RYUICHIのポップセンスにより、バンドは大衆性を獲得

メンバーの音楽的方向性がバラバラであることは、97年からのバンドの充電休止期間に、それぞれのソロ活動によってより明らかになった。特にRYUICHIが本名の河村隆一として発表したソロアルバム『Love』でのボーカルスタイルは、LUNA SEAとは全く異なるものだが、このバンドが大衆性を獲得できたのは、RYUICHIのポップセンスによるところも大きかったのではないだろうか。粗削りで破壊的なシャウトを繰り返していた初期の歌唱法も、その最奥部にあるボーカリストとしての芯は、人懐っこく魅力的な大衆性を内包していたのだ。

『MOTHER』というアルバムの凄味は、先端的な洋楽ロックのトレンドをすくい上げ尖ったサウンド・アプローチを爆発させながらも、同時にポピュラリティを獲得したことにあるだろう。いわゆるビジュアル系と呼ばれるバンドの典型的なサウンドは、この時期の彼らの楽曲が結果的に代表し、後続のバンドに与えた影響も多大であった。先鋭と大衆性の両立という、シーンのトップに立つアーティストには必須の条件が、この『MOTHER』の各曲で出揃ったのだ。

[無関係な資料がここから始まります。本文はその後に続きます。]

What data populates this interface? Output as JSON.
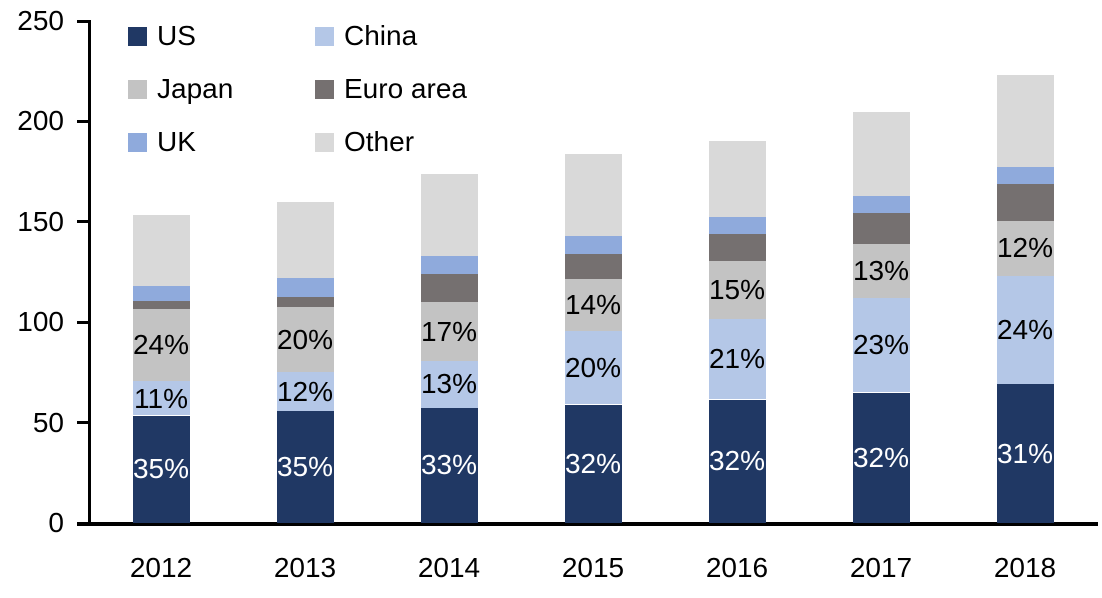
{
  "chart_data": {
    "type": "stacked-bar",
    "title": "",
    "xlabel": "",
    "ylabel": "",
    "categories": [
      "2012",
      "2013",
      "2014",
      "2015",
      "2016",
      "2017",
      "2018"
    ],
    "series": [
      {
        "name": "US",
        "color": "#203864",
        "values": [
          53.5,
          56,
          57.5,
          59,
          61.5,
          65,
          69
        ],
        "labels": [
          "35%",
          "35%",
          "33%",
          "32%",
          "32%",
          "32%",
          "31%"
        ],
        "label_color": "#ffffff"
      },
      {
        "name": "China",
        "color": "#B4C7E7",
        "values": [
          17,
          19,
          23,
          36.5,
          40,
          47,
          54
        ],
        "labels": [
          "11%",
          "12%",
          "13%",
          "20%",
          "21%",
          "23%",
          "24%"
        ],
        "label_color": "#000000"
      },
      {
        "name": "Japan",
        "color": "#C3C3C3",
        "values": [
          36,
          32.5,
          29.5,
          26,
          29,
          27,
          27.5
        ],
        "labels": [
          "24%",
          "20%",
          "17%",
          "14%",
          "15%",
          "13%",
          "12%"
        ],
        "label_color": "#000000"
      },
      {
        "name": "Euro area",
        "color": "#757070",
        "values": [
          4,
          5,
          14,
          12.5,
          13.5,
          15.5,
          18.5
        ],
        "labels": null
      },
      {
        "name": "UK",
        "color": "#8FAADC",
        "values": [
          7.5,
          9.5,
          9,
          9,
          8.5,
          8.5,
          8.5
        ],
        "labels": null
      },
      {
        "name": "Other",
        "color": "#D9D9D9",
        "values": [
          35.5,
          38,
          41,
          41,
          38,
          41.5,
          45.5
        ],
        "labels": null
      }
    ],
    "totals": [
      153.5,
      160,
      174,
      184,
      190.5,
      204.5,
      223
    ],
    "ylim": [
      0,
      250
    ],
    "yticks": [
      0,
      50,
      100,
      150,
      200,
      250
    ],
    "grid": false,
    "legend_position": "top-left",
    "legend_columns": 2,
    "axis_color": "#000000"
  }
}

外部プロデュースを介さず、常に自分たちで音の方向性を決めてきた彼らだからこそ、デビュー以来アルバム1作ごとに上書き更新するような、ドラスティックな変化が起こり得たと言える。倍々ゲームの如く、セールスや動員力を伸ばしていったことも、決してフロックでも一時期のブームでもなかったことは、その後の彼らの活動で十分に証明されている。メンバー全員がバンドの主役として立ち、先鋭的に突き進んでいくことで大衆性を獲得できた稀有なバンドがLUNA SEAなのだ。それは同時に、バンドとリスナーの理想的で幸福な関係でもある。